Baca Juga  Cak Imin Berikan Pembekalan Bacakada PKB Sulawesi untuk Pilkada 2024

“Kami ingin pemimpin yang jujur dan bisa dipercaya, bukan mereka yang menggunakan cara curang lalu berusaha mempertahankan kekuasaan dengan segala cara. Ini penghianatan terhadap demokrasi yang kami perjuangkan,” ujar seorang warga yang enggan disebutkan namanya.

Dampak Terhadap Demokrasi dan Masa Depan Palopo

Tindakan ini bukan sekadar pelanggaran aturan, tetapi juga merusak kepercayaan publik terhadap proses demokrasi. Jika praktik seperti ini dibiarkan, maka masyarakat akan semakin skeptis terhadap pemilu yang seharusnya menjadi ajang memilih pemimpin terbaik.

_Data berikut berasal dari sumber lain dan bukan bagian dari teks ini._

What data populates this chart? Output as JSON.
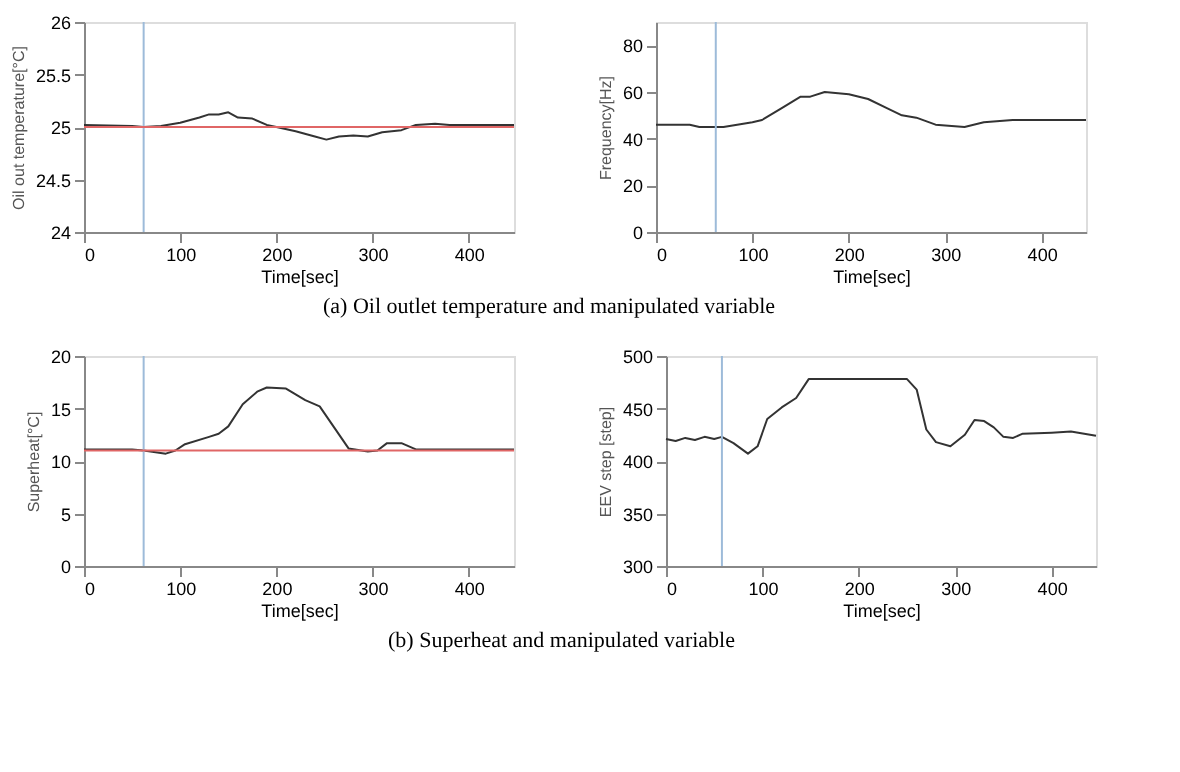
{
  "chart_data": [
    {
      "type": "line",
      "xlabel": "Time[sec]",
      "ylabel": "Oil out temperature[°C]",
      "xlim": [
        0,
        447
      ],
      "xticks": [
        0,
        100,
        200,
        300,
        400
      ],
      "ylim": [
        24,
        26
      ],
      "yticks": [
        24,
        24.5,
        25,
        25.5,
        26
      ],
      "grid": false,
      "marker": "none",
      "line_style": "solid",
      "annotations": [
        "(a)  Oil  outlet  temperature  and  manipulated  variable"
      ],
      "ref_lines": [
        {
          "axis": "x",
          "value": 62,
          "color": "#9dbbd9"
        },
        {
          "axis": "y",
          "value": 25,
          "color": "#e06666"
        }
      ],
      "series": [
        {
          "color": "#333333",
          "x": [
            0,
            50,
            62,
            80,
            100,
            120,
            130,
            140,
            150,
            160,
            175,
            190,
            200,
            220,
            240,
            252,
            265,
            280,
            295,
            310,
            330,
            345,
            365,
            380,
            400,
            447
          ],
          "values": [
            25.02,
            25.01,
            25.0,
            25.01,
            25.04,
            25.09,
            25.12,
            25.12,
            25.14,
            25.09,
            25.08,
            25.02,
            25.0,
            24.96,
            24.91,
            24.88,
            24.91,
            24.92,
            24.91,
            24.95,
            24.97,
            25.02,
            25.03,
            25.02,
            25.02,
            25.02
          ]
        }
      ]
    },
    {
      "type": "line",
      "xlabel": "Time[sec]",
      "ylabel": "Frequency[Hz]",
      "xlim": [
        0,
        446
      ],
      "xticks": [
        0,
        100,
        200,
        300,
        400
      ],
      "ylim": [
        0,
        90
      ],
      "yticks": [
        0,
        20,
        40,
        60,
        80
      ],
      "grid": false,
      "marker": "none",
      "line_style": "solid",
      "ref_lines": [
        {
          "axis": "x",
          "value": 62,
          "color": "#9dbbd9"
        }
      ],
      "series": [
        {
          "color": "#333333",
          "x": [
            0,
            35,
            45,
            62,
            70,
            100,
            110,
            130,
            150,
            160,
            175,
            200,
            220,
            240,
            255,
            270,
            290,
            320,
            340,
            370,
            400,
            446
          ],
          "values": [
            46,
            46,
            45,
            45,
            45,
            47,
            48,
            53,
            58,
            58,
            60,
            59,
            57,
            53,
            50,
            49,
            46,
            45,
            47,
            48,
            48,
            48
          ]
        }
      ]
    },
    {
      "type": "line",
      "xlabel": "Time[sec]",
      "ylabel": "Superheat[°C]",
      "xlim": [
        0,
        447
      ],
      "xticks": [
        0,
        100,
        200,
        300,
        400
      ],
      "ylim": [
        0,
        20
      ],
      "yticks": [
        0,
        5,
        10,
        15,
        20
      ],
      "grid": false,
      "marker": "none",
      "line_style": "solid",
      "annotations": [
        "(b)  Superheat  and  manipulated  variable"
      ],
      "ref_lines": [
        {
          "axis": "x",
          "value": 62,
          "color": "#9dbbd9"
        },
        {
          "axis": "y",
          "value": 11,
          "color": "#e06666"
        }
      ],
      "series": [
        {
          "color": "#333333",
          "x": [
            0,
            50,
            62,
            85,
            95,
            105,
            130,
            140,
            150,
            165,
            180,
            190,
            210,
            230,
            245,
            260,
            275,
            295,
            305,
            315,
            330,
            345,
            400,
            447
          ],
          "values": [
            11.1,
            11.1,
            11.0,
            10.7,
            11.0,
            11.6,
            12.3,
            12.6,
            13.3,
            15.4,
            16.6,
            17.0,
            16.9,
            15.8,
            15.2,
            13.2,
            11.2,
            10.9,
            11.0,
            11.7,
            11.7,
            11.1,
            11.1,
            11.1
          ]
        }
      ]
    },
    {
      "type": "line",
      "xlabel": "Time[sec]",
      "ylabel": "EEV step [step]",
      "xlim": [
        0,
        446
      ],
      "xticks": [
        0,
        100,
        200,
        300,
        400
      ],
      "ylim": [
        300,
        500
      ],
      "yticks": [
        300,
        350,
        400,
        450,
        500
      ],
      "grid": false,
      "marker": "none",
      "line_style": "solid",
      "ref_lines": [
        {
          "axis": "x",
          "value": 58,
          "color": "#9dbbd9"
        }
      ],
      "series": [
        {
          "color": "#333333",
          "x": [
            0,
            10,
            20,
            30,
            40,
            50,
            58,
            70,
            85,
            95,
            105,
            120,
            135,
            148,
            250,
            260,
            270,
            280,
            295,
            310,
            320,
            330,
            340,
            350,
            360,
            370,
            400,
            420,
            446
          ],
          "values": [
            421,
            419,
            422,
            420,
            423,
            421,
            423,
            417,
            407,
            414,
            440,
            451,
            460,
            478,
            478,
            468,
            430,
            418,
            414,
            425,
            439,
            438,
            432,
            423,
            422,
            426,
            427,
            428,
            424
          ]
        }
      ]
    }
  ]
}
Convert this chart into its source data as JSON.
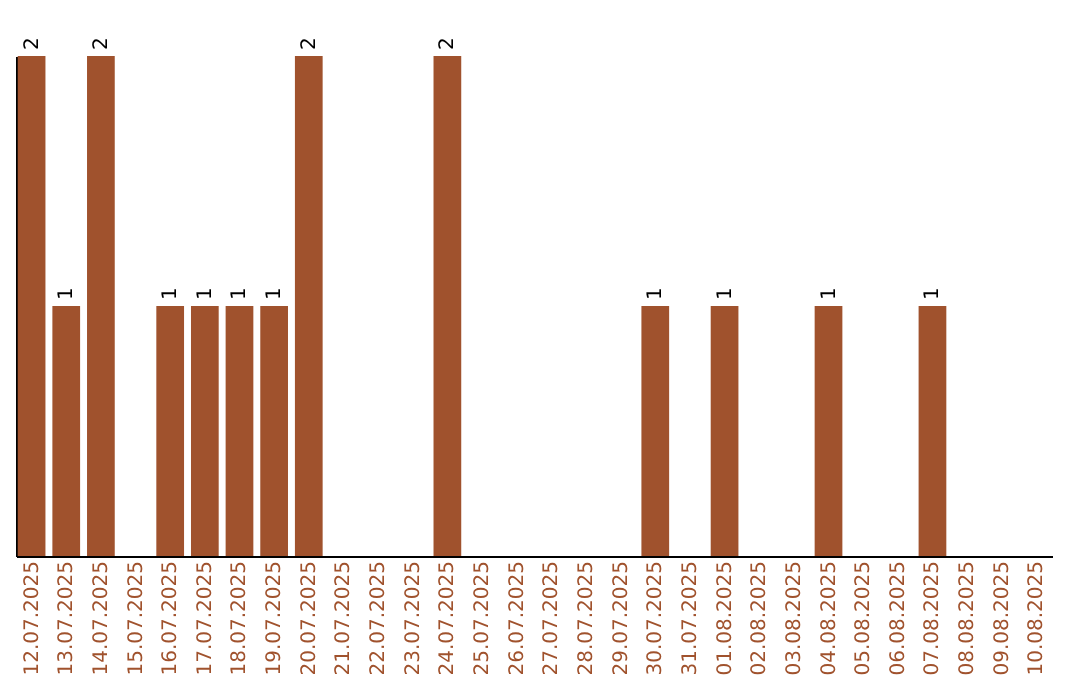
{
  "chart_data": {
    "type": "bar",
    "categories": [
      "12.07.2025",
      "13.07.2025",
      "14.07.2025",
      "15.07.2025",
      "16.07.2025",
      "17.07.2025",
      "18.07.2025",
      "19.07.2025",
      "20.07.2025",
      "21.07.2025",
      "22.07.2025",
      "23.07.2025",
      "24.07.2025",
      "25.07.2025",
      "26.07.2025",
      "27.07.2025",
      "28.07.2025",
      "29.07.2025",
      "30.07.2025",
      "31.07.2025",
      "01.08.2025",
      "02.08.2025",
      "03.08.2025",
      "04.08.2025",
      "05.08.2025",
      "06.08.2025",
      "07.08.2025",
      "08.08.2025",
      "09.08.2025",
      "10.08.2025"
    ],
    "values": [
      2,
      1,
      2,
      0,
      1,
      1,
      1,
      1,
      2,
      0,
      0,
      0,
      2,
      0,
      0,
      0,
      0,
      0,
      1,
      0,
      1,
      0,
      0,
      1,
      0,
      0,
      1,
      0,
      0,
      0
    ],
    "value_labels": [
      "2",
      "1",
      "2",
      null,
      "1",
      "1",
      "1",
      "1",
      "2",
      null,
      null,
      null,
      "2",
      null,
      null,
      null,
      null,
      null,
      "1",
      null,
      "1",
      null,
      null,
      "1",
      null,
      null,
      "1",
      null,
      null,
      null
    ],
    "color": "#a0522d",
    "ylim": [
      0,
      2
    ],
    "tick_labels": "x",
    "grid": false
  }
}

“Pemimpin yang baik tidak hanya dinilai dari janji kampanye atau program kerja, tetapi juga dari moralitas dan kejujuran. Tanpa integritas, kepercayaan masyarakat akan luntur, dan itu berbahaya bagi masa depan Palopo,” pungkas Usman.

Masyarakat Palopo kini menolak untuk kembali diperdaya oleh manuver politik yang hanya menguntungkan segelintir pihak. Mereka menuntut agar pemimpin yang terpilih nantinya benar-benar memiliki kredibilitas, bukan sekadar boneka dari kepentingan keluarga.

Jika upaya semacam ini terus berulang, rakyat Palopo siap menunjukkan bahwa mereka tidak akan tinggal diam dalam menghadapi pengkhianatan demokrasi.